Religious peace will be the single most important consequence of the secular underpinning of today's religious growth. All religions tend to be protective of their traditions and rituals, but all religions also change depending upon the cultural practices of the societies in which they are based. Protestantism and secularism have always had close ties: as noted, Locke was drawing on a specifically Protestant sensibility when he wrote in defense of secular ideals. Other religions in secular environments have shown themselves quite willing to adopt Protestant notions about how faith should be practiced in order to gain or retain adherents. During the Second Vatican Council, in the early 1960s, the Catholic Church accepted the idea of religious liberty. Jews in the United States find themselves organized into denominations-Reform, Conservative, Orthodox-in ways that borrow from Protestant traditions. Despite the attention paid to what once were hotbeds of extremism like the North London Central Mosque in Finsbury Park, significant numbers of Muslims in both North America and western Europe are turning their mosques into all-purpose religious institutions and accepting innovations in gender equality foreign to the practice of Islam in the non-secular past.
What about religions in non-secular environments-can they find ways to live in peace with one another? If not, we have a pretty good idea of what will happen: the Sunni-Shia wars in Iraq, and everyday life in the occupied territories, provide examples enough. Yet because so much of the world is now, if not secular, then moving toward secularization, the sort of accommodation recently seen in Kano may ultimately take hold in other developing areas as well.
The world will never be rid of fanaticism; globalization is just as capable of disseminating extreme ideas as it is of advancing moderation. But fanaticism should not be confused with religious intensity. One can pray passionately to God and lead an otherwise balanced life, just as one can be monomaniacal about things having nothing to do with the divine.

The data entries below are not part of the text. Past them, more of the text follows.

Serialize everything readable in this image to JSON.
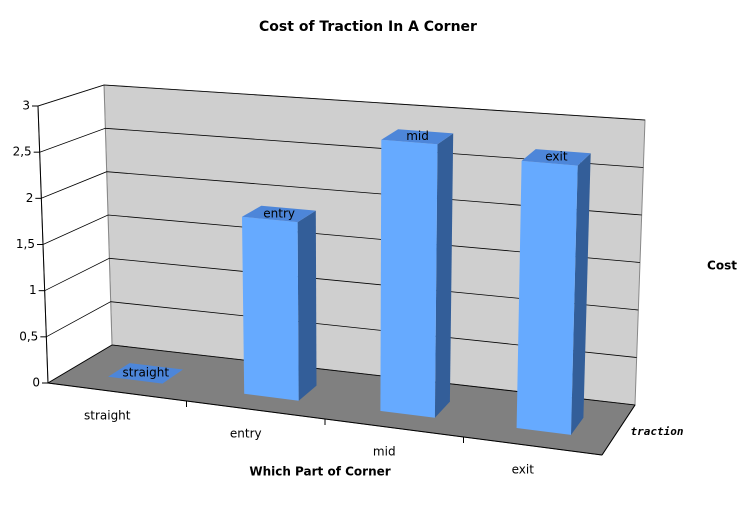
{
  "chart_data": {
    "type": "bar3d",
    "title": "Cost of Traction In A Corner",
    "xlabel": "Which Part of Corner",
    "ylabel": "Cost",
    "categories": [
      "straight",
      "entry",
      "mid",
      "exit"
    ],
    "series": [
      {
        "name": "traction",
        "color": "#66aaff",
        "values": [
          0,
          1.9,
          2.85,
          2.75
        ]
      }
    ],
    "ylim": [
      0,
      3
    ],
    "yticks": [
      0,
      {
        "value": 0.5,
        "label": "0,5"
      },
      1,
      {
        "value": 1.5,
        "label": "1,5"
      },
      2,
      {
        "value": 2.5,
        "label": "2,5"
      },
      3
    ],
    "grid": true
  }
}
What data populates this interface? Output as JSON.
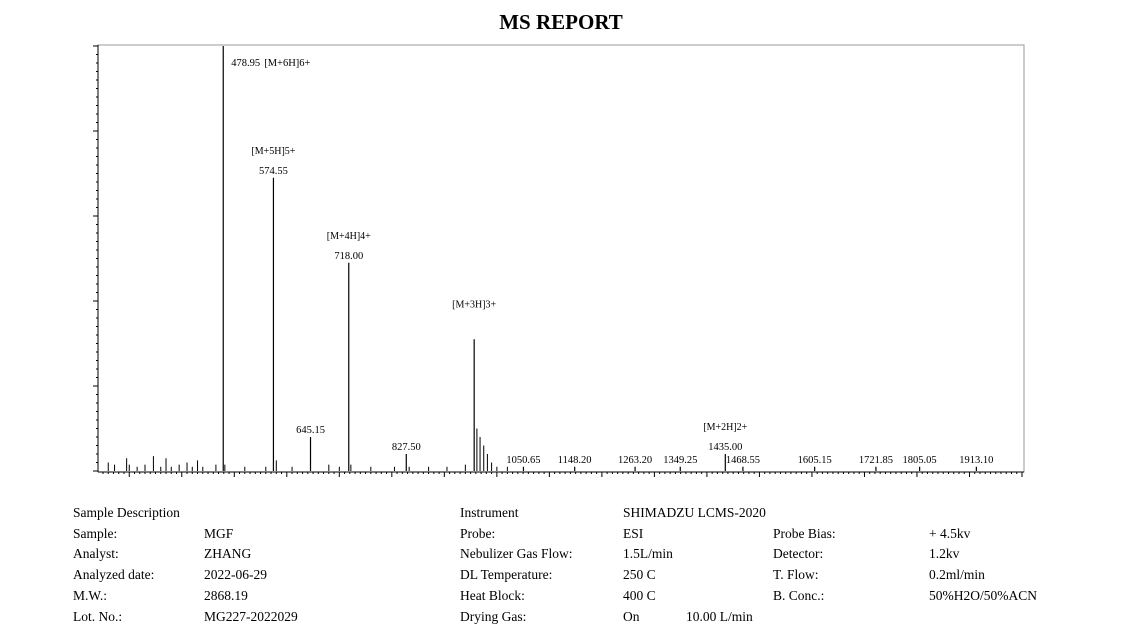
{
  "report": {
    "title": "MS REPORT"
  },
  "sample": {
    "heading": "Sample Description",
    "rows": [
      {
        "label": "Sample:",
        "value": "MGF"
      },
      {
        "label": "Analyst:",
        "value": "ZHANG"
      },
      {
        "label": "Analyzed date:",
        "value": "2022-06-29"
      },
      {
        "label": "M.W.:",
        "value": "2868.19"
      },
      {
        "label": "Lot. No.:",
        "value": "MG227-2022029"
      }
    ]
  },
  "instrument": {
    "heading": "Instrument",
    "name": "SHIMADZU LCMS-2020",
    "rows": [
      {
        "label": "Probe:",
        "value": "ESI"
      },
      {
        "label": "Nebulizer Gas Flow:",
        "value": "1.5L/min"
      },
      {
        "label": "DL Temperature:",
        "value": "250 C"
      },
      {
        "label": "Heat Block:",
        "value": "400 C"
      },
      {
        "label": "Drying Gas:",
        "value": "On",
        "extra": "10.00 L/min"
      }
    ],
    "rows2": [
      {
        "label": "Probe Bias:",
        "value": "+ 4.5kv"
      },
      {
        "label": "Detector:",
        "value": "1.2kv"
      },
      {
        "label": "T. Flow:",
        "value": "0.2ml/min"
      },
      {
        "label": "B. Conc.:",
        "value": "50%H2O/50%ACN"
      }
    ]
  },
  "chart_data": {
    "type": "bar",
    "title": "MS REPORT",
    "xlabel": "",
    "ylabel": "",
    "xlim": [
      250,
      2000
    ],
    "ylim": [
      0,
      100
    ],
    "grid": false,
    "peaks": [
      {
        "mz": 478.95,
        "intensity": 100,
        "label": "478.95",
        "ion": "[M+6H]6+"
      },
      {
        "mz": 574.55,
        "intensity": 69,
        "label": "574.55",
        "ion": "[M+5H]5+"
      },
      {
        "mz": 645.15,
        "intensity": 8,
        "label": "645.15",
        "ion": ""
      },
      {
        "mz": 718.0,
        "intensity": 49,
        "label": "718.00",
        "ion": "[M+4H]4+"
      },
      {
        "mz": 827.5,
        "intensity": 4,
        "label": "827.50",
        "ion": ""
      },
      {
        "mz": 956.8,
        "intensity": 31,
        "label": "",
        "ion": "[M+3H]3+"
      },
      {
        "mz": 1050.65,
        "intensity": 1,
        "label": "1050.65",
        "ion": ""
      },
      {
        "mz": 1148.2,
        "intensity": 1,
        "label": "1148.20",
        "ion": ""
      },
      {
        "mz": 1263.2,
        "intensity": 1,
        "label": "1263.20",
        "ion": ""
      },
      {
        "mz": 1349.25,
        "intensity": 1,
        "label": "1349.25",
        "ion": ""
      },
      {
        "mz": 1435.0,
        "intensity": 4,
        "label": "1435.00",
        "ion": "[M+2H]2+"
      },
      {
        "mz": 1468.55,
        "intensity": 1,
        "label": "1468.55",
        "ion": ""
      },
      {
        "mz": 1605.15,
        "intensity": 1,
        "label": "1605.15",
        "ion": ""
      },
      {
        "mz": 1721.85,
        "intensity": 1,
        "label": "1721.85",
        "ion": ""
      },
      {
        "mz": 1805.05,
        "intensity": 1,
        "label": "1805.05",
        "ion": ""
      },
      {
        "mz": 1913.1,
        "intensity": 1,
        "label": "1913.10",
        "ion": ""
      }
    ],
    "minor_peaks": [
      {
        "mz": 260,
        "intensity": 2
      },
      {
        "mz": 272,
        "intensity": 1.5
      },
      {
        "mz": 295,
        "intensity": 3
      },
      {
        "mz": 300,
        "intensity": 1.5
      },
      {
        "mz": 315,
        "intensity": 1
      },
      {
        "mz": 330,
        "intensity": 1.5
      },
      {
        "mz": 346,
        "intensity": 3.5
      },
      {
        "mz": 360,
        "intensity": 1
      },
      {
        "mz": 370,
        "intensity": 3
      },
      {
        "mz": 380,
        "intensity": 1
      },
      {
        "mz": 395,
        "intensity": 1.5
      },
      {
        "mz": 410,
        "intensity": 2
      },
      {
        "mz": 420,
        "intensity": 1
      },
      {
        "mz": 430,
        "intensity": 2.5
      },
      {
        "mz": 440,
        "intensity": 1
      },
      {
        "mz": 465,
        "intensity": 1.5
      },
      {
        "mz": 482,
        "intensity": 1.5
      },
      {
        "mz": 520,
        "intensity": 1
      },
      {
        "mz": 560,
        "intensity": 1
      },
      {
        "mz": 580,
        "intensity": 2.5
      },
      {
        "mz": 610,
        "intensity": 1
      },
      {
        "mz": 680,
        "intensity": 1.5
      },
      {
        "mz": 700,
        "intensity": 1
      },
      {
        "mz": 722,
        "intensity": 1.5
      },
      {
        "mz": 760,
        "intensity": 1
      },
      {
        "mz": 805,
        "intensity": 1
      },
      {
        "mz": 833,
        "intensity": 1
      },
      {
        "mz": 870,
        "intensity": 1
      },
      {
        "mz": 905,
        "intensity": 1
      },
      {
        "mz": 940,
        "intensity": 1.5
      },
      {
        "mz": 962,
        "intensity": 10
      },
      {
        "mz": 968,
        "intensity": 8
      },
      {
        "mz": 975,
        "intensity": 6
      },
      {
        "mz": 982,
        "intensity": 4
      },
      {
        "mz": 990,
        "intensity": 2
      },
      {
        "mz": 1000,
        "intensity": 1
      },
      {
        "mz": 1020,
        "intensity": 1
      }
    ]
  }
}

And religious leaders prone to fanaticism are likely to find that the price of using force to spread God's word, or to try to monopolize it, will be a greatly diminished hold on the future. Moreover, the future may come sooner than we think. We have seen how rapidly religion has spread in the past, claiming adherents from competing faiths before the competition knew what hit them. Both secularism and secularly inspired ways of being religious are spreading just as rapidly-maybe even more so. Historians may one day look back on the next few decades, not as yet another era when religious conflicts enveloped countries and blew apart established societies, but as the era when secularization took over the world.